“Some economic news has been encouraging and may be suggesting that the pace of the recovery is picking up,” Raskin said today in the text of a speech in Los Angeles. “Even though general economic activity and labor-market conditions have improved modestly in the past two and a half years or so, house prices have continued to trend down.”
Fed officials disagree over whether the benchmark interest rate should stay low through at least late 2014, a plan that the Federal Open Market Committee endorsed last month. Minneapolis Fed President Narayana Kocherlakota said today improvements in the economy may warrant a policy tightening as early as this year. Vice Chairman Janet Yellen and New York Fed President William C. Dudley said borrowing costs will need to stay low through late 2014 to foster a revival in the job market.

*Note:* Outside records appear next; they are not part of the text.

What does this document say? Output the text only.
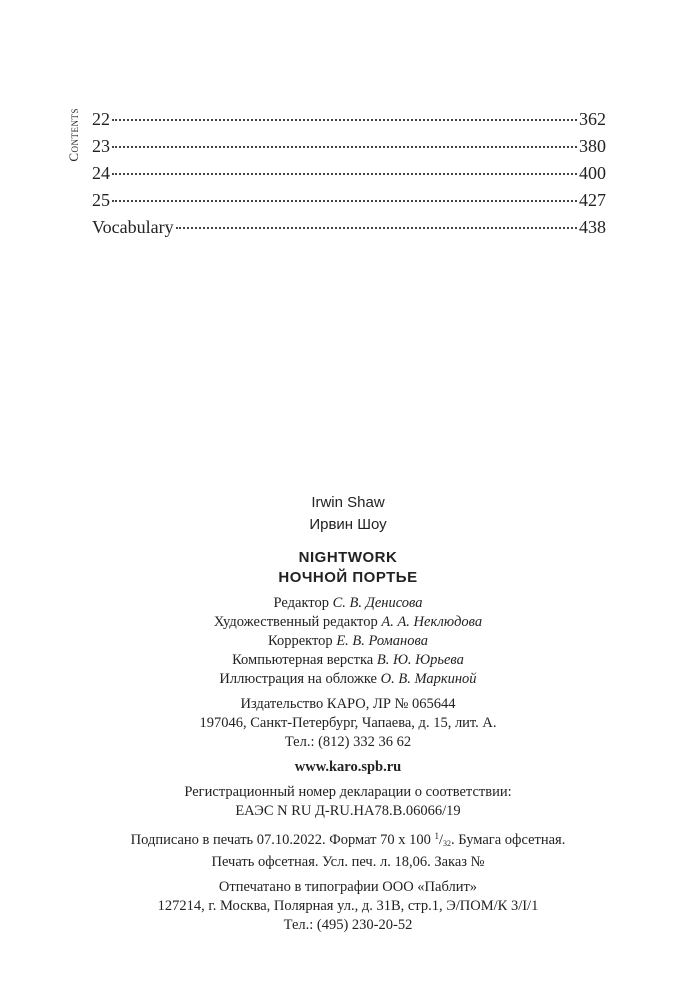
Contents 22	362
23	380
24	400
25	427
Vocabulary	438
Irwin Shaw
Ирвин Шоу
NIGHTWORK
НОЧНОЙ ПОРТЬЕ
Редактор С. В. Денисова
Художественный редактор А. А. Неклюдова
Корректор Е. В. Романова
Компьютерная верстка В. Ю. Юрьева
Иллюстрация на обложке О. В. Маркиной
Издательство КАРО, ЛР № 065644
197046, Санкт-Петербург, Чапаева, д. 15, лит. А.
Тел.: (812) 332 36 62
www.karo.spb.ru
Регистрационный номер декларации о соответствии:
ЕАЭС N RU Д-RU.НА78.В.06066/19
Подписано в печать 07.10.2022. Формат 70 х 100 $^1$/32. Бумага офсетная.
Печать офсетная. Усл. печ. л. 18,06. Заказ №
Отпечатано в типографии ООО «Паблит»
127214, г. Москва, Полярная ул., д. 31В, стр.1, Э/ПОМ/К 3/I/1
Тел.: (495) 230-20-52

“It is an understatement to say that these are profoundly challenging times for millions of Americans,” Raskin, 50, said at the San Francisco Fed’s business and community leaders luncheon.
Policy makers at their March 13 meeting favored more stimulus only if growth faltered or inflation was below the Fed’s 2 percent target, according to minutes of the meeting.
Employers added 120,000 jobs in March, marking the slowest pace of job creation in five months, Labor Department figures showed last week. Also, jobless claims reached a two-month high in the week ended April 7, according to a report released today.
Still, the Fed said in its Beige Book business survey released yesterday that the economy continued to grow at a “modest to moderate pace” from mid-February to late-March.
“The Federal Reserve remains fully committed to doing everything it can to promote maximum employment in the context of price stability,” Raskin said today.